Influence of the variation of antisolvent ratio on xylitol solubility at 15 °C. (black square) ethanol, (black circle) isopropanol and (black up-pointing triangle) protic ionic liquid 2-hydroxyethanolamine acetate (2-HEAA)
The proportion of antisolvent chosen for the crystallization experiments was 50% (v/v or w/v for 2-HEAA). The ratios of 10% and 30% were not used because they did not result in significant changes in solubility, and at 70% and 90%, it was very difficult to solubilize xylitol.
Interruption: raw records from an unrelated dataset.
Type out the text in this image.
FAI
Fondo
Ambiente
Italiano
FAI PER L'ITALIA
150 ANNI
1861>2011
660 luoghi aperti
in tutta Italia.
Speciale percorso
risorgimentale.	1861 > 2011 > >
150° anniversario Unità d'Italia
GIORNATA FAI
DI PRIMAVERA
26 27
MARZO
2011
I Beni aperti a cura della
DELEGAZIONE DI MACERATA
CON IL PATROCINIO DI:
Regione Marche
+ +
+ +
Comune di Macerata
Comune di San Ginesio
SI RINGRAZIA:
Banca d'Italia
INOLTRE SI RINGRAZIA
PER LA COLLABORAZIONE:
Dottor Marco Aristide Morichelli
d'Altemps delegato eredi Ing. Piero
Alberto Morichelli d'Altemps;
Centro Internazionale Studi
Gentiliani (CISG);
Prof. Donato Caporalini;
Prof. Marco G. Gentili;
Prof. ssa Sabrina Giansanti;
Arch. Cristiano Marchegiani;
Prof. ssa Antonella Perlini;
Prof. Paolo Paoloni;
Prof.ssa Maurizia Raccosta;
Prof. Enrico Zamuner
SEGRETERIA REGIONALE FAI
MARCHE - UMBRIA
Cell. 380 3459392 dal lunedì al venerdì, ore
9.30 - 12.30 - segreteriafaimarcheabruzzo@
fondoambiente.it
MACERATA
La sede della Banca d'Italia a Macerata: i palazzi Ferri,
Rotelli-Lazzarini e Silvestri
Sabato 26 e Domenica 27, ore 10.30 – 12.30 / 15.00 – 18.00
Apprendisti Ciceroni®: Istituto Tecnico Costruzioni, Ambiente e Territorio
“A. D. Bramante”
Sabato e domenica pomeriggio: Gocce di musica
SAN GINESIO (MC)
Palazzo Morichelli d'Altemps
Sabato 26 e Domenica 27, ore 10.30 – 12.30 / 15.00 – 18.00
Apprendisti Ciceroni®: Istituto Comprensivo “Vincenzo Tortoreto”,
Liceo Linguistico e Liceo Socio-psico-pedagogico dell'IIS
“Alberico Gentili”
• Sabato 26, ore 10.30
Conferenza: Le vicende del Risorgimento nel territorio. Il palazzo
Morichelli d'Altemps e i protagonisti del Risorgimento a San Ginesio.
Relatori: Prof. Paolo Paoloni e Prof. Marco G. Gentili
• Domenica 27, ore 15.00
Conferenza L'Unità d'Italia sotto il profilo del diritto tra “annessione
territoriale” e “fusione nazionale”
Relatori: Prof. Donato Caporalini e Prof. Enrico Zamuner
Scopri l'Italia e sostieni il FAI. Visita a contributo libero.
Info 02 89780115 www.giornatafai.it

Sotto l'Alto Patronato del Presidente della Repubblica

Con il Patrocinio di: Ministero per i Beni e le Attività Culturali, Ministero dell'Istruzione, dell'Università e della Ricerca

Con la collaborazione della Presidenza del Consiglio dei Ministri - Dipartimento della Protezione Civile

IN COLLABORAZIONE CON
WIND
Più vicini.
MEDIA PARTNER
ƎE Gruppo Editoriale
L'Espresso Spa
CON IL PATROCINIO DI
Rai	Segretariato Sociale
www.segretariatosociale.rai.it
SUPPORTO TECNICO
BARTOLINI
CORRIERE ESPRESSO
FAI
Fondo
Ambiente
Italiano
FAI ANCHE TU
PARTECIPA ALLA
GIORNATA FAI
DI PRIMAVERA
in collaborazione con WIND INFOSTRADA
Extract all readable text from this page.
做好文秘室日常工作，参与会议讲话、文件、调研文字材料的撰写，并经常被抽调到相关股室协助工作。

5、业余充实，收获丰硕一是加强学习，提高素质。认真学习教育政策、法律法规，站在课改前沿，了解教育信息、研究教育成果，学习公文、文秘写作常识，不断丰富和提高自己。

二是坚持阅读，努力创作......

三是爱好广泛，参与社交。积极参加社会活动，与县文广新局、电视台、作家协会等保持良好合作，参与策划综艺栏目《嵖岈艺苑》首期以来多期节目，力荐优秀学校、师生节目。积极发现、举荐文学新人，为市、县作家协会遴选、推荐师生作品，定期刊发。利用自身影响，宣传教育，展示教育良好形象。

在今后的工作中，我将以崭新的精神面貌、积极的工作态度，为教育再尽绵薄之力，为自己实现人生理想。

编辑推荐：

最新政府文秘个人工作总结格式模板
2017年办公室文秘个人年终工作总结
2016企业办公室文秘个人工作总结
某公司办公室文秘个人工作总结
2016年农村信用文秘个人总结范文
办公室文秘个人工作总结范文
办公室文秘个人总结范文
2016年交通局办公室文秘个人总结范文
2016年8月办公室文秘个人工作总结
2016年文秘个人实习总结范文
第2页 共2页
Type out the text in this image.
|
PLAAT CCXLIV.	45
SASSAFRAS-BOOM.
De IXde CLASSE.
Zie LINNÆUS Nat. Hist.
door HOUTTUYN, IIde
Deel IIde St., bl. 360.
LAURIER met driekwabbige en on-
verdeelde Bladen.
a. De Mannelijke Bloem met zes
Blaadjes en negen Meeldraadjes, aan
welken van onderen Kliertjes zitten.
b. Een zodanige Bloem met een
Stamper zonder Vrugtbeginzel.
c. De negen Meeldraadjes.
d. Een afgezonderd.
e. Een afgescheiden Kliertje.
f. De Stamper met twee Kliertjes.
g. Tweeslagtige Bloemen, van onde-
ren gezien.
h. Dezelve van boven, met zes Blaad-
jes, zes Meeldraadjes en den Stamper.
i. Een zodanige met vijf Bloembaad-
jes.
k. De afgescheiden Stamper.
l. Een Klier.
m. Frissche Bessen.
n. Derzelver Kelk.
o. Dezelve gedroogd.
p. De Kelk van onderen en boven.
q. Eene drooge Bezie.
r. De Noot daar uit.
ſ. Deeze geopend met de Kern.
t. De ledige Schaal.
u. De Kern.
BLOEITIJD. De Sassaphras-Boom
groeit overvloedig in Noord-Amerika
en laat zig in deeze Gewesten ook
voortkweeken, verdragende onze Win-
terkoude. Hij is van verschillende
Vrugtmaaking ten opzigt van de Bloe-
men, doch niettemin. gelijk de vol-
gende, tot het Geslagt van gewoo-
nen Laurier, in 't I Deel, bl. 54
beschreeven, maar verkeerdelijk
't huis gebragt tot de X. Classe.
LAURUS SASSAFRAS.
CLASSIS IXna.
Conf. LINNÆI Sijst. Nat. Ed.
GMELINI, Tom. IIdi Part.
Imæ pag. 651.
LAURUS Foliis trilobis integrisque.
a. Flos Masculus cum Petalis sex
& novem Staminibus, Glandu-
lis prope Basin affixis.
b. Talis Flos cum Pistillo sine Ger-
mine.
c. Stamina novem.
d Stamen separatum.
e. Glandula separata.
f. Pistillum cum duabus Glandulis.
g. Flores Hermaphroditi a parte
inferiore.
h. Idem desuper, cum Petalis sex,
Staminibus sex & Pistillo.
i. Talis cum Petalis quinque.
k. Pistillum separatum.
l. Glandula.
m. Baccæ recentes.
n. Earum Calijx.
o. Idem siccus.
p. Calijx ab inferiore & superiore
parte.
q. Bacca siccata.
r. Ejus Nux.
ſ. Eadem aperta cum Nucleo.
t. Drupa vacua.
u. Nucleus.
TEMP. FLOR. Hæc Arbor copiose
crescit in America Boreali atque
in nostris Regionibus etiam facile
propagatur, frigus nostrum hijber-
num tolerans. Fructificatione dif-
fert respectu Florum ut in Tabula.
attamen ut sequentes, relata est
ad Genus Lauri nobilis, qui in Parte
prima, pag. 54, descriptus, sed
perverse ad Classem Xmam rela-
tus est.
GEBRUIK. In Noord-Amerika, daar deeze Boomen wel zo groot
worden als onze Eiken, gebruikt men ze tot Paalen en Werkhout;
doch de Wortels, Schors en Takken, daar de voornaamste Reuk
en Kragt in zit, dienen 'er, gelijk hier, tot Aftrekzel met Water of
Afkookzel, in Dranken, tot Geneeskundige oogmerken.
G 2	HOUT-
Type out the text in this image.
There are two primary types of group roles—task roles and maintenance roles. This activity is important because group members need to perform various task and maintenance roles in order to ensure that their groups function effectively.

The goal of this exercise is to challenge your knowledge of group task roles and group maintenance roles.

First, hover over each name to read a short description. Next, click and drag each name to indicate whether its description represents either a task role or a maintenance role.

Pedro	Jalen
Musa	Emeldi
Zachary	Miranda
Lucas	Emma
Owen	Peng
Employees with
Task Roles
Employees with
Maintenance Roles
To better understand the thermodynamic behavior involving the solubility values, the activity coefficients were calculated, since they are a good indication of how the interactions between molecules deviates from the ideal behavior as a function of the molar fraction of each medium. According to Fig. 4, the initial values for the activity coefficients are higher, since, at that stage, they are the most distant from ideality and the interactions between solutes are minimal due to their low concentration in solution. As the molar fraction increases, so does the solute concentrations, which results in a decrease in the activity coefficients and an increase in the deviation from ideality.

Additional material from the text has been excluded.